How not to lock your bike

Some news has come down the bike path from the Greater Eugene Area Riders cycling club: The club’s blog tells us that the good people who work for the city of Eugene will be installing what are known as “bike rings” on some of those bare posts downtown from which the parking meter heads were removed.

These rings are meant to allow the meter posts to serve, once again, as a reliable place to lock a bike. (Looking at the photo in that post, I have to say the rings look a little flimsy to me. But I will reserve judgment for now.)

Anyway, we have discussed this bike parking issue rather exhaustively in the past. And if you read those older posts you may remember this image, shot right outside the front door of the Perugino coffeehouse and rug shop.

And you may recall that I had posed a question at that time, regarding what a cyclist might do if it came to pass that this parking meter lost its head.

We wondered, in that long-ago post, “What would this cyclist have done? … Would he have forgone the cappuccino?”

Well. Having happened by there last week, I can say that we now know the answer.

The answer is:

“Fuck it. I’m getting a cappuccino.”

Now, for all I know, this guy could have been sitting right at the window table in Perugino, keeping an eye on things outside in what I’ve been told is one of the bike theft capitals of the world.

Still, this might be a good time to consider a few ways that one should not lock up a bike.

Exhibit A:

This one could fool you if you weren’t paying close attention. But it would not be outside the realm of possibility that the owner of this bike could return to find nothing but her front wheel still locked to the fence — and her dog.

I would add that a dog might be a theft deterrent in many cases, but when your watchdog appears to be a golden retriever (i.e., world’s most amiable breed and often none too bright), I don’t think its presence would actually move the needle in any reputable sort of controlled study.
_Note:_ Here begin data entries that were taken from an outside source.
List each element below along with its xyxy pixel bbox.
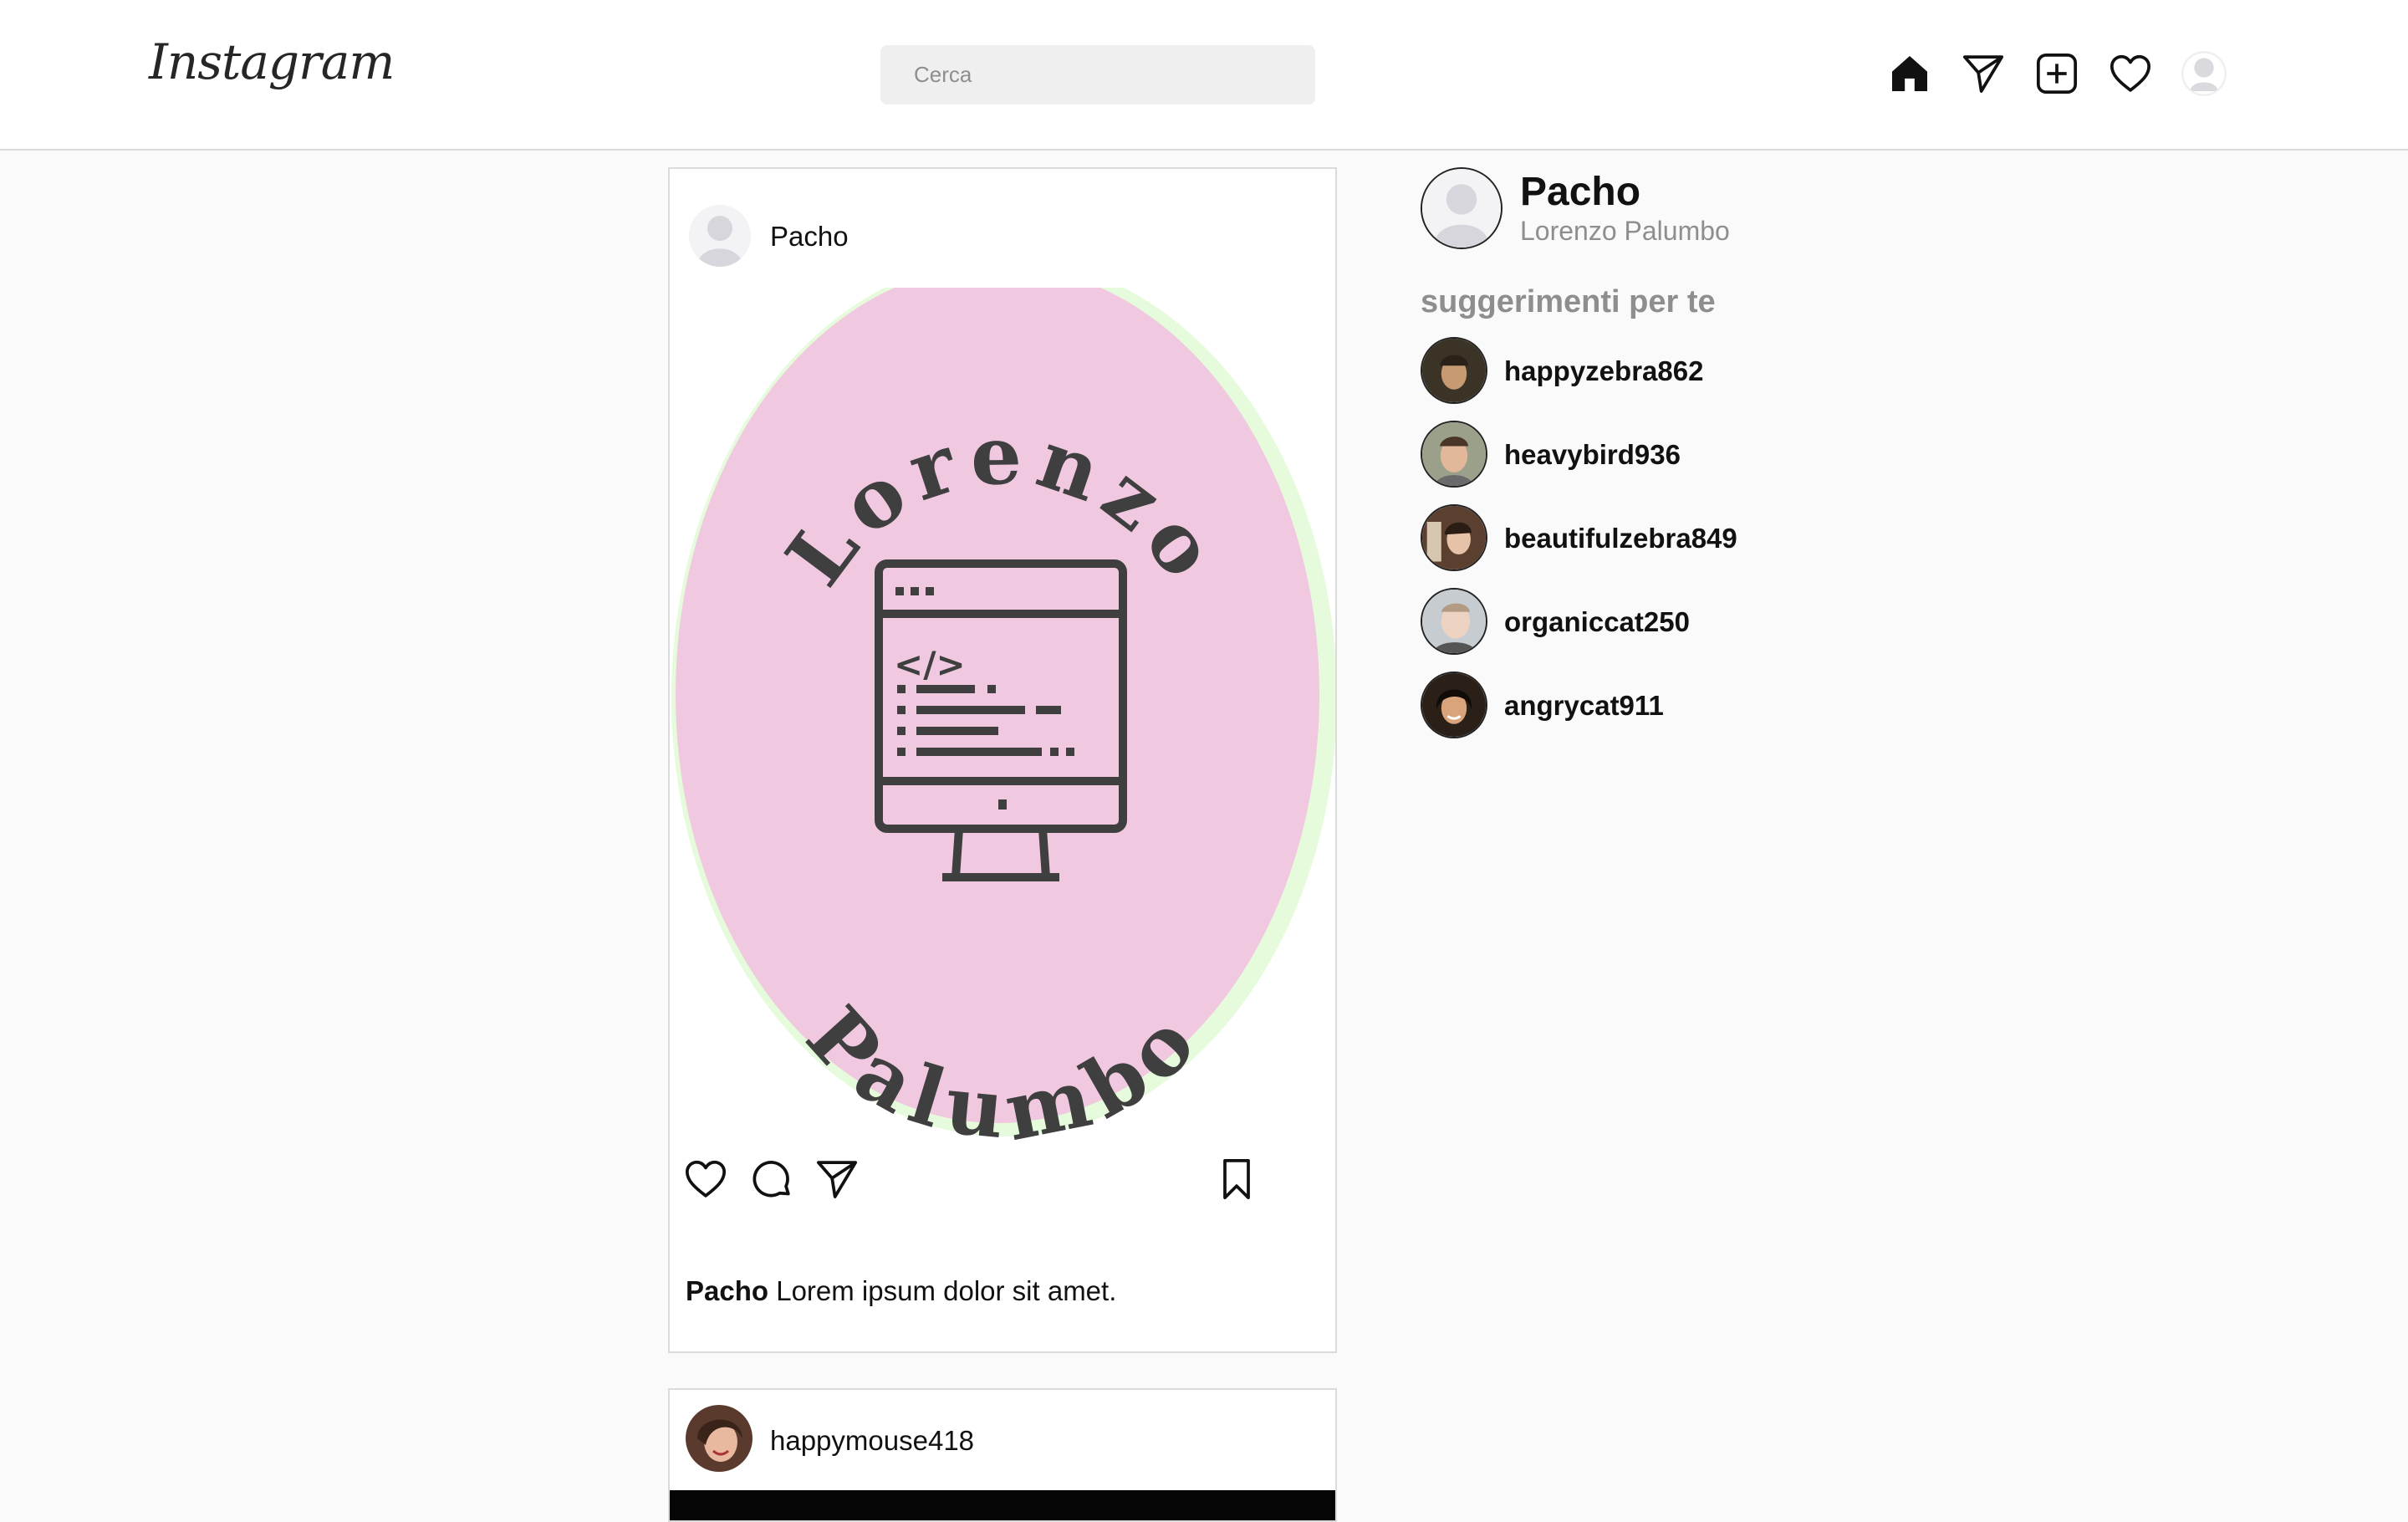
heart-icon[interactable] <box>2107 50 2154 97</box>
suggestion-item[interactable]: organiccat250 <box>1421 588 2006 656</box>
current-user-username[interactable]: Pacho <box>1520 169 1640 215</box>
post-caption: Pacho Lorem ipsum dolor sit amet. <box>686 1275 1116 1307</box>
suggestion-avatar[interactable] <box>1421 337 1487 404</box>
top-navigation-bar: Instagram <box>0 0 2408 151</box>
caption-username[interactable]: Pacho <box>686 1275 768 1306</box>
suggestion-item[interactable]: happyzebra862 <box>1421 337 2006 406</box>
post-author-username[interactable]: Pacho <box>770 221 849 253</box>
post-card: Pacho </> Lorenzo Palumbo Pacho Lorem ip… <box>668 167 1337 1353</box>
search-input[interactable] <box>880 45 1315 105</box>
suggestions-title: suggerimenti per te <box>1421 284 1716 319</box>
svg-text:</>: </> <box>894 644 966 685</box>
bookmark-icon[interactable] <box>1213 1156 1260 1203</box>
suggestion-avatar[interactable] <box>1421 672 1487 738</box>
like-icon[interactable] <box>682 1156 729 1203</box>
post-image[interactable] <box>670 1490 1335 1520</box>
caption-text: Lorem ipsum dolor sit amet. <box>776 1275 1117 1306</box>
suggestion-avatar[interactable] <box>1421 421 1487 488</box>
suggestion-username[interactable]: happyzebra862 <box>1504 355 1703 387</box>
suggestion-avatar[interactable] <box>1421 588 1487 655</box>
post-author-avatar[interactable] <box>686 1405 752 1472</box>
home-icon[interactable] <box>1886 50 1933 97</box>
post-card: happymouse418 <box>668 1388 1337 1522</box>
suggestion-username[interactable]: organiccat250 <box>1504 606 1690 638</box>
instagram-logo[interactable]: Instagram <box>149 33 395 90</box>
post-author-avatar[interactable] <box>689 205 751 267</box>
current-user-avatar[interactable] <box>1421 167 1502 249</box>
profile-avatar[interactable] <box>2181 50 2227 97</box>
send-icon[interactable] <box>1960 50 2007 97</box>
share-icon[interactable] <box>814 1156 860 1203</box>
new-post-icon[interactable] <box>2033 50 2080 97</box>
suggestion-username[interactable]: angrycat911 <box>1504 690 1664 722</box>
suggestion-item[interactable]: angrycat911 <box>1421 672 2006 740</box>
comment-icon[interactable] <box>748 1156 795 1203</box>
suggestion-item[interactable]: heavybird936 <box>1421 421 2006 489</box>
current-user-fullname: Lorenzo Palumbo <box>1520 216 1730 246</box>
suggestion-username[interactable]: beautifulzebra849 <box>1504 523 1737 554</box>
suggestion-username[interactable]: heavybird936 <box>1504 439 1681 471</box>
post-author-username[interactable]: happymouse418 <box>770 1425 974 1457</box>
suggestion-avatar[interactable] <box>1421 504 1487 571</box>
suggestion-item[interactable]: beautifulzebra849 <box>1421 504 2006 573</box>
Let’s move on to Exhibit B:

This is a real bummer, huh? I don’t know what’s worse. Being left with nothing but a front wheel, or nothing but a seat. So, it is not a recommended to lock your bike through the seat rails — particularly if you have a quick release seat post bolt.

Since we are speaking of bicycle parking, some other news recently posted at WeBikeEugene has us very excited. It explains that design students at LCC have been working on creating the new bike corrals that are going to be installed downtown to add even more bicycle parking. And at the same time, bring in some public art.

Check out the WBE story here. It says the potential designs will be on public display in January. I’m looking forward to going to check them out.